Испуганная Мари с трудом сдержала тяжкий вздох, похожий на мучительный стон.

— Правда, матушка, вы ее простите? — захлебываясь рыданиями, продолжал молодой человек. — Это же не ее вина, что я остался в Париже и вам пришлось ждать! Она же не знала, матушка! Если бы она знала, что дочь Круамара расставляет вам сети, она бы сама уговорила меня бежать, настояла на том, что надо спасти вас. Разве не так, Мари, моя обожаемая невеста?

— Так, — ответила Мари, впиваясь ногтями в собственные ладони, чтобы не закричать.

— Поэтому простите, простите ее, матушка! — словно в бреду, повторял и повторял Рено.
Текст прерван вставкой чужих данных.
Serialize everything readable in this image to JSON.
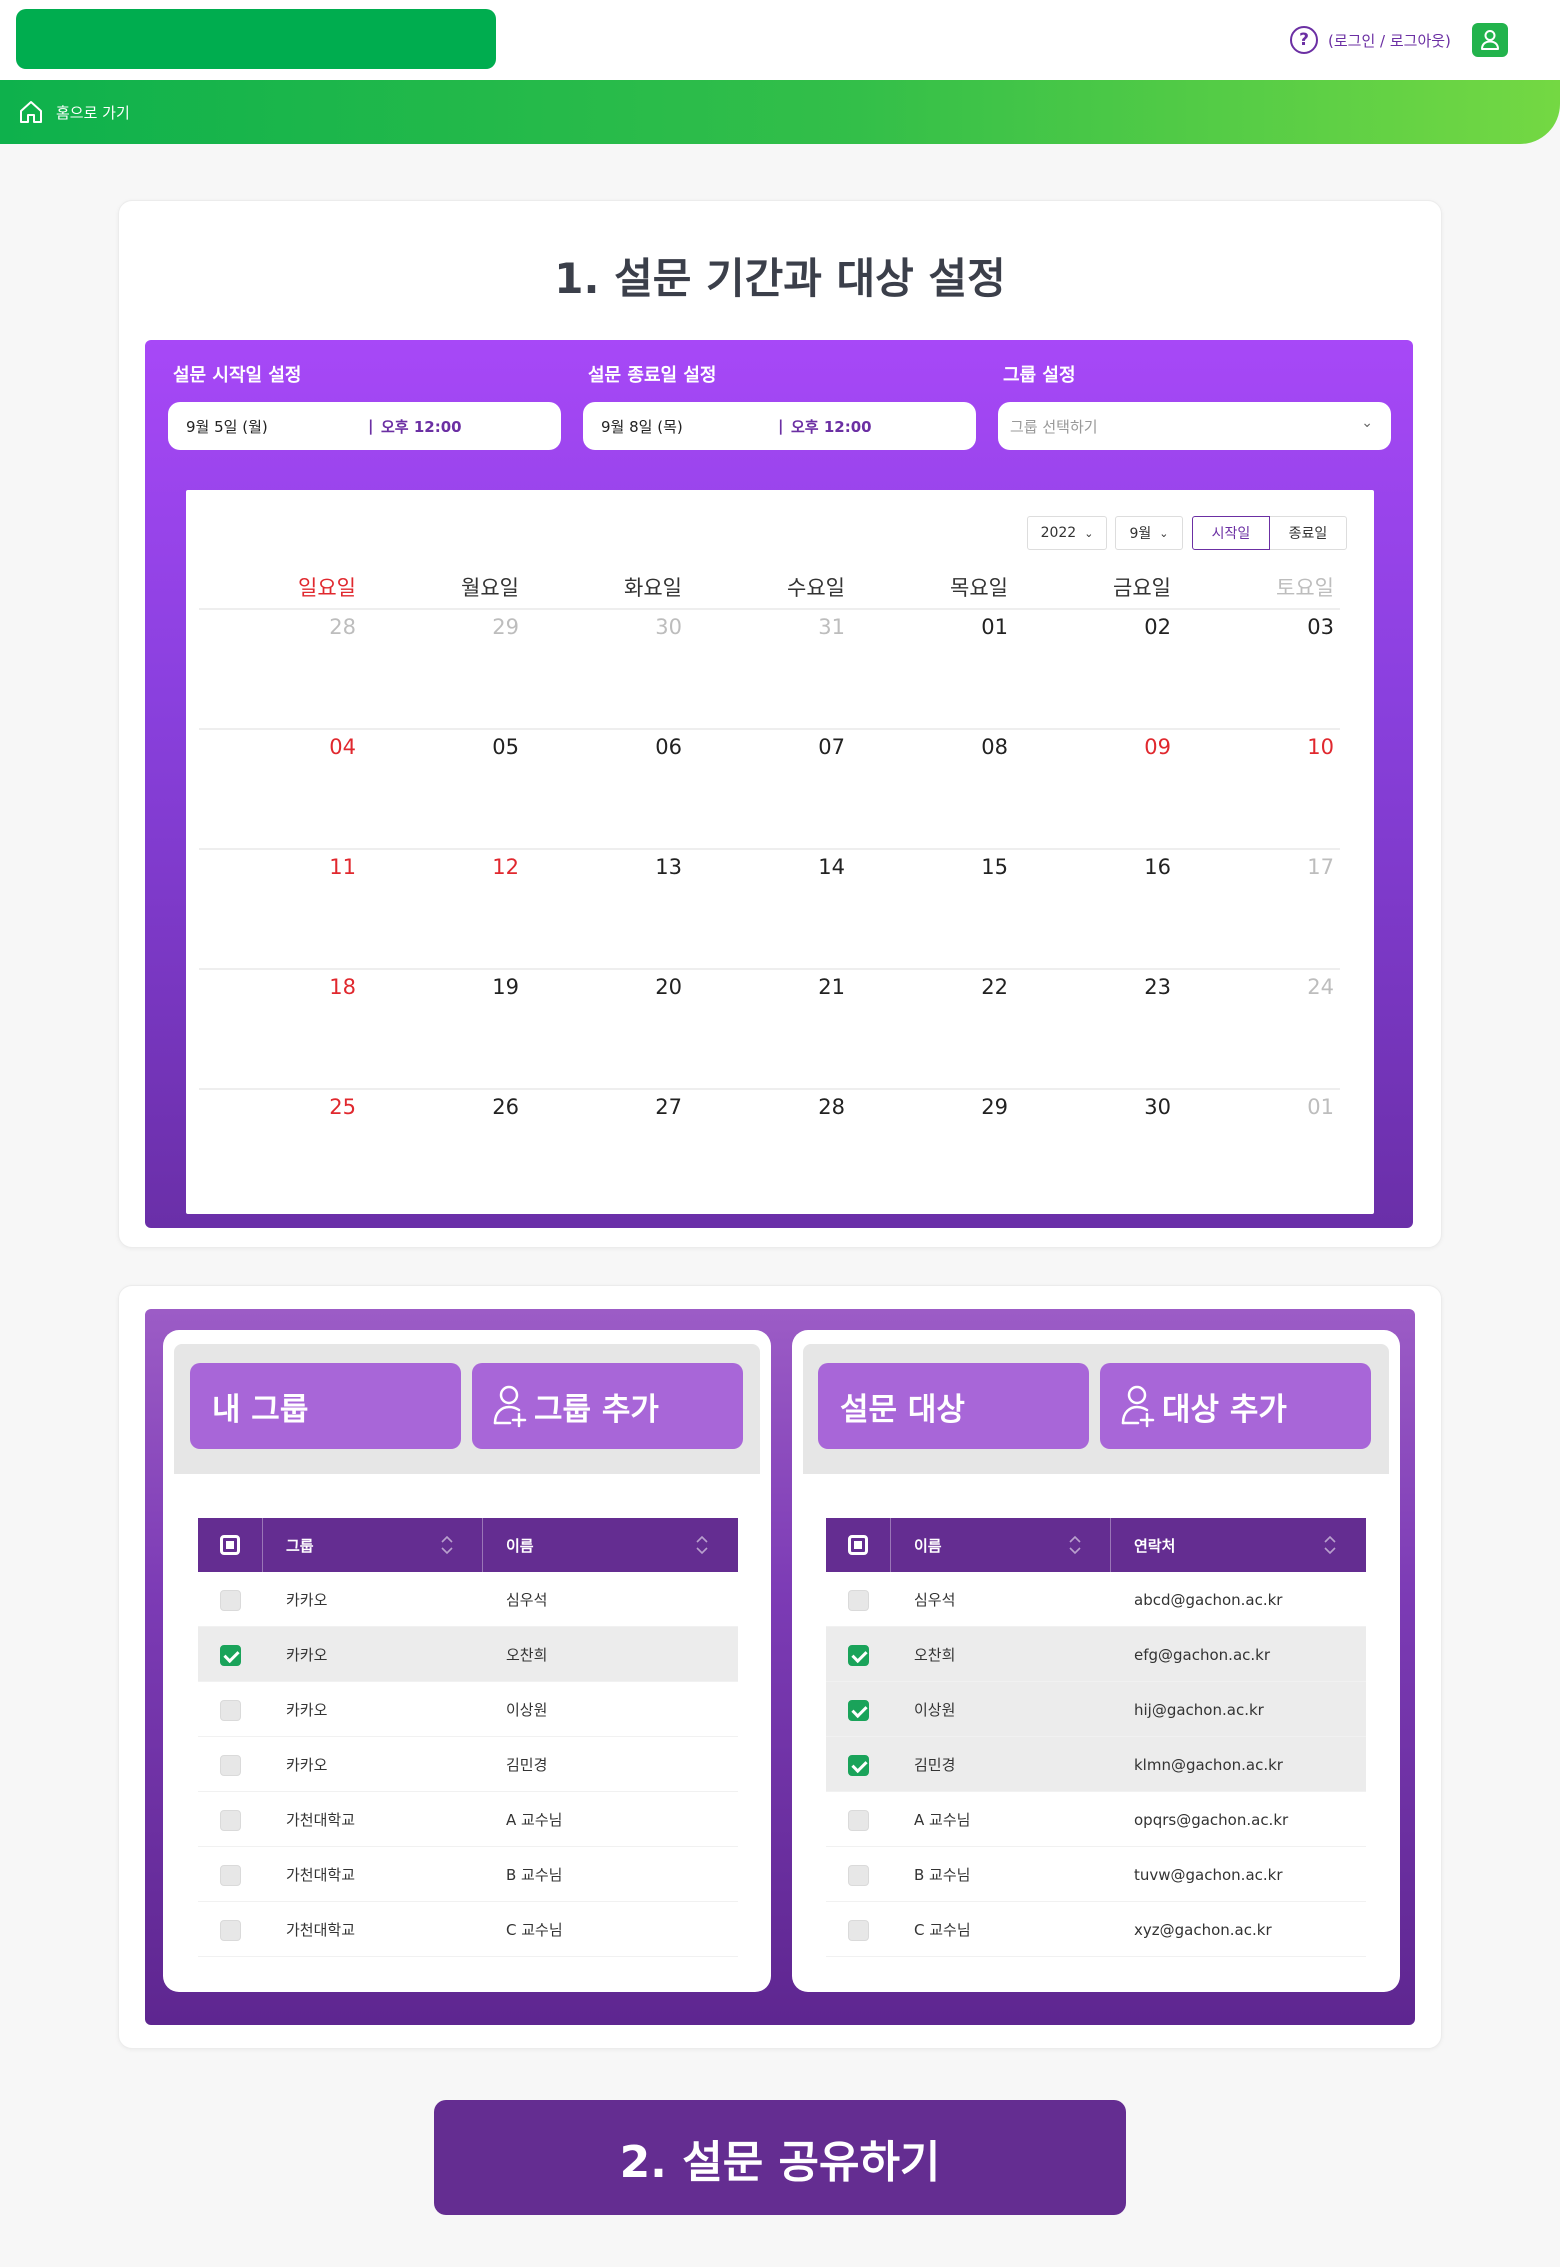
{
  "header": {
    "login_text": "(로그인 / 로그아웃)",
    "home_label": "홈으로 가기",
    "brand_color": "#00ad4f"
  },
  "section1": {
    "title": "1. 설문 기간과 대상 설정",
    "start_label": "설문 시작일 설정",
    "start_date": "9월 5일 (월)",
    "start_time": "오후 12:00",
    "end_label": "설문 종료일 설정",
    "end_date": "9월 8일 (목)",
    "end_time": "오후 12:00",
    "time_sep": "|",
    "group_label": "그룹 설정",
    "group_placeholder": "그룹 선택하기"
  },
  "calendar": {
    "year": "2022",
    "month": "9월",
    "mode_start": "시작일",
    "mode_end": "종료일",
    "weekdays": [
      "일요일",
      "월요일",
      "화요일",
      "수요일",
      "목요일",
      "금요일",
      "토요일"
    ],
    "weeks": [
      [
        {
          "d": "28",
          "c": "gray"
        },
        {
          "d": "29",
          "c": "gray"
        },
        {
          "d": "30",
          "c": "gray"
        },
        {
          "d": "31",
          "c": "gray"
        },
        {
          "d": "01",
          "c": ""
        },
        {
          "d": "02",
          "c": ""
        },
        {
          "d": "03",
          "c": ""
        }
      ],
      [
        {
          "d": "04",
          "c": "red"
        },
        {
          "d": "05",
          "c": ""
        },
        {
          "d": "06",
          "c": ""
        },
        {
          "d": "07",
          "c": ""
        },
        {
          "d": "08",
          "c": ""
        },
        {
          "d": "09",
          "c": "red"
        },
        {
          "d": "10",
          "c": "red"
        }
      ],
      [
        {
          "d": "11",
          "c": "red"
        },
        {
          "d": "12",
          "c": "red"
        },
        {
          "d": "13",
          "c": ""
        },
        {
          "d": "14",
          "c": ""
        },
        {
          "d": "15",
          "c": ""
        },
        {
          "d": "16",
          "c": ""
        },
        {
          "d": "17",
          "c": "gray"
        }
      ],
      [
        {
          "d": "18",
          "c": "red"
        },
        {
          "d": "19",
          "c": ""
        },
        {
          "d": "20",
          "c": ""
        },
        {
          "d": "21",
          "c": ""
        },
        {
          "d": "22",
          "c": ""
        },
        {
          "d": "23",
          "c": ""
        },
        {
          "d": "24",
          "c": "gray"
        }
      ],
      [
        {
          "d": "25",
          "c": "red"
        },
        {
          "d": "26",
          "c": ""
        },
        {
          "d": "27",
          "c": ""
        },
        {
          "d": "28",
          "c": ""
        },
        {
          "d": "29",
          "c": ""
        },
        {
          "d": "30",
          "c": ""
        },
        {
          "d": "01",
          "c": "gray"
        }
      ]
    ]
  },
  "groups": {
    "tab_label": "내 그룹",
    "add_label": "그룹 추가",
    "col_group": "그룹",
    "col_name": "이름",
    "rows": [
      {
        "group": "카카오",
        "name": "심우석",
        "checked": false
      },
      {
        "group": "카카오",
        "name": "오찬희",
        "checked": true
      },
      {
        "group": "카카오",
        "name": "이상원",
        "checked": false
      },
      {
        "group": "카카오",
        "name": "김민경",
        "checked": false
      },
      {
        "group": "가천대학교",
        "name": "A 교수님",
        "checked": false
      },
      {
        "group": "가천대학교",
        "name": "B 교수님",
        "checked": false
      },
      {
        "group": "가천대학교",
        "name": "C 교수님",
        "checked": false
      }
    ]
  },
  "targets": {
    "tab_label": "설문 대상",
    "add_label": "대상 추가",
    "col_name": "이름",
    "col_contact": "연락처",
    "rows": [
      {
        "name": "심우석",
        "contact": "abcd@gachon.ac.kr",
        "checked": false
      },
      {
        "name": "오찬희",
        "contact": "efg@gachon.ac.kr",
        "checked": true
      },
      {
        "name": "이상원",
        "contact": "hij@gachon.ac.kr",
        "checked": true
      },
      {
        "name": "김민경",
        "contact": "klmn@gachon.ac.kr",
        "checked": true
      },
      {
        "name": "A 교수님",
        "contact": "opqrs@gachon.ac.kr",
        "checked": false
      },
      {
        "name": "B 교수님",
        "contact": "tuvw@gachon.ac.kr",
        "checked": false
      },
      {
        "name": "C 교수님",
        "contact": "xyz@gachon.ac.kr",
        "checked": false
      }
    ]
  },
  "share_label": "2. 설문 공유하기"
}
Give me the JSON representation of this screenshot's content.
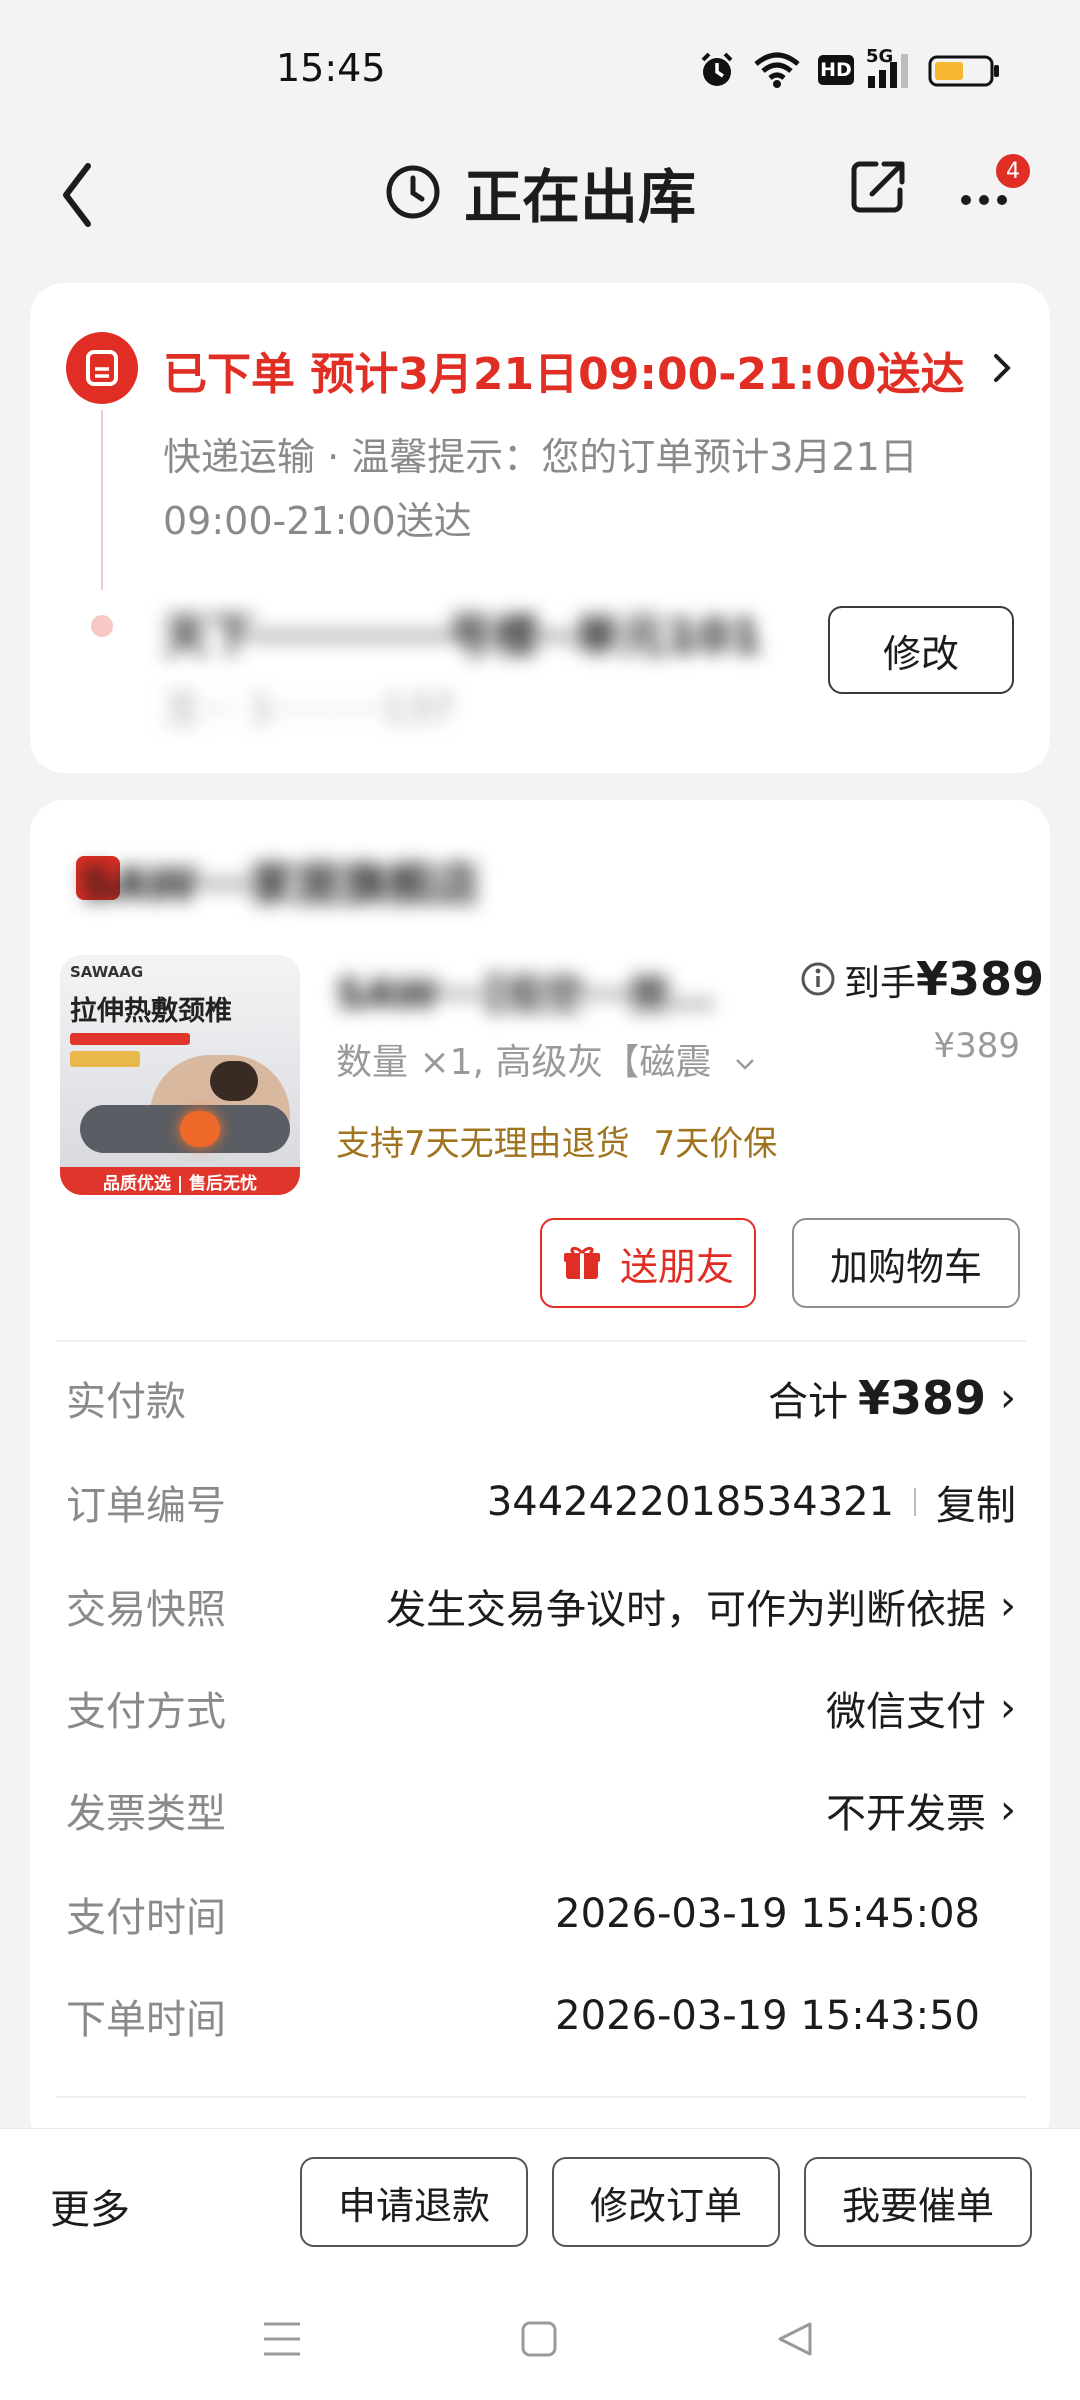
{
  "status_bar": {
    "time": "15:45",
    "icons": [
      "alarm-icon",
      "wifi-icon",
      "hd-icon",
      "5g-signal-icon",
      "battery-icon"
    ],
    "hd_label": "HD",
    "network_label": "5G"
  },
  "nav": {
    "title": "正在出库",
    "more_badge": "4"
  },
  "status_card": {
    "headline": "已下单 预计3月21日09:00-21:00送达",
    "description": "快递运输 · 温馨提示：您的订单预计3月21日09:00-21:00送达",
    "address": "天下···········号楼··单元101",
    "contact": "王··· 1·········137",
    "modify_button": "修改"
  },
  "order_card": {
    "store_name": "SAW···家居旗舰店",
    "product": {
      "title": "SAW···【低空···按...",
      "final_price_label": "到手",
      "final_price": "¥389",
      "original_price": "¥389",
      "spec": "数量 ×1, 高级灰【磁震",
      "guarantees": [
        "支持7天无理由退货",
        "7天价保"
      ],
      "image_caption": "拉伸热敷颈椎",
      "image_brand": "SAWAAG",
      "image_footer": "品质优选 | 售后无忧"
    },
    "gift_button": "送朋友",
    "cart_button": "加购物车",
    "details": {
      "paid_label": "实付款",
      "paid_total_prefix": "合计",
      "paid_total": "¥389",
      "order_no_label": "订单编号",
      "order_no": "3442422018534321",
      "copy_label": "复制",
      "snapshot_label": "交易快照",
      "snapshot_value": "发生交易争议时，可作为判断依据",
      "pay_method_label": "支付方式",
      "pay_method_value": "微信支付",
      "invoice_label": "发票类型",
      "invoice_value": "不开发票",
      "pay_time_label": "支付时间",
      "pay_time_value": "2026-03-19 15:45:08",
      "order_time_label": "下单时间",
      "order_time_value": "2026-03-19 15:43:50"
    }
  },
  "bottom_bar": {
    "more": "更多",
    "refund": "申请退款",
    "modify_order": "修改订单",
    "urge": "我要催单"
  },
  "colors": {
    "accent": "#e02e24",
    "guarantee": "#a0741f",
    "muted": "#8a8a8a",
    "background": "#f3f3f3"
  }
}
И в эту минуту голова… мертвая голова… обескровленная голова открыла глазаnote 1. Мари слабо вскрикнула, охваченная беспредельным ужасом. Рено, словно от внезапно обрушившегося на него удара какой-то таинственной силы, снова пошатнулся и стал едва ли не таким же бледным, как голова, которую он все еще бережно держал в руках. Но почти сразу же опомнился и произнес с мрачной торжественностью:

— Мертвые слышат…

Воцарилась глубокая тишина, такая, будто с незапамятных времен над Парижем не раздавалось никакого шума, ни одного звука. Гревская площадь уплывала во тьму. Мари дрожала, словно холод склепа пробирал ее до костей. Ей казалось, что она — вне реальности, вне настоящей жизни, что с этого мгновения и навсегда она погружается в мир снов.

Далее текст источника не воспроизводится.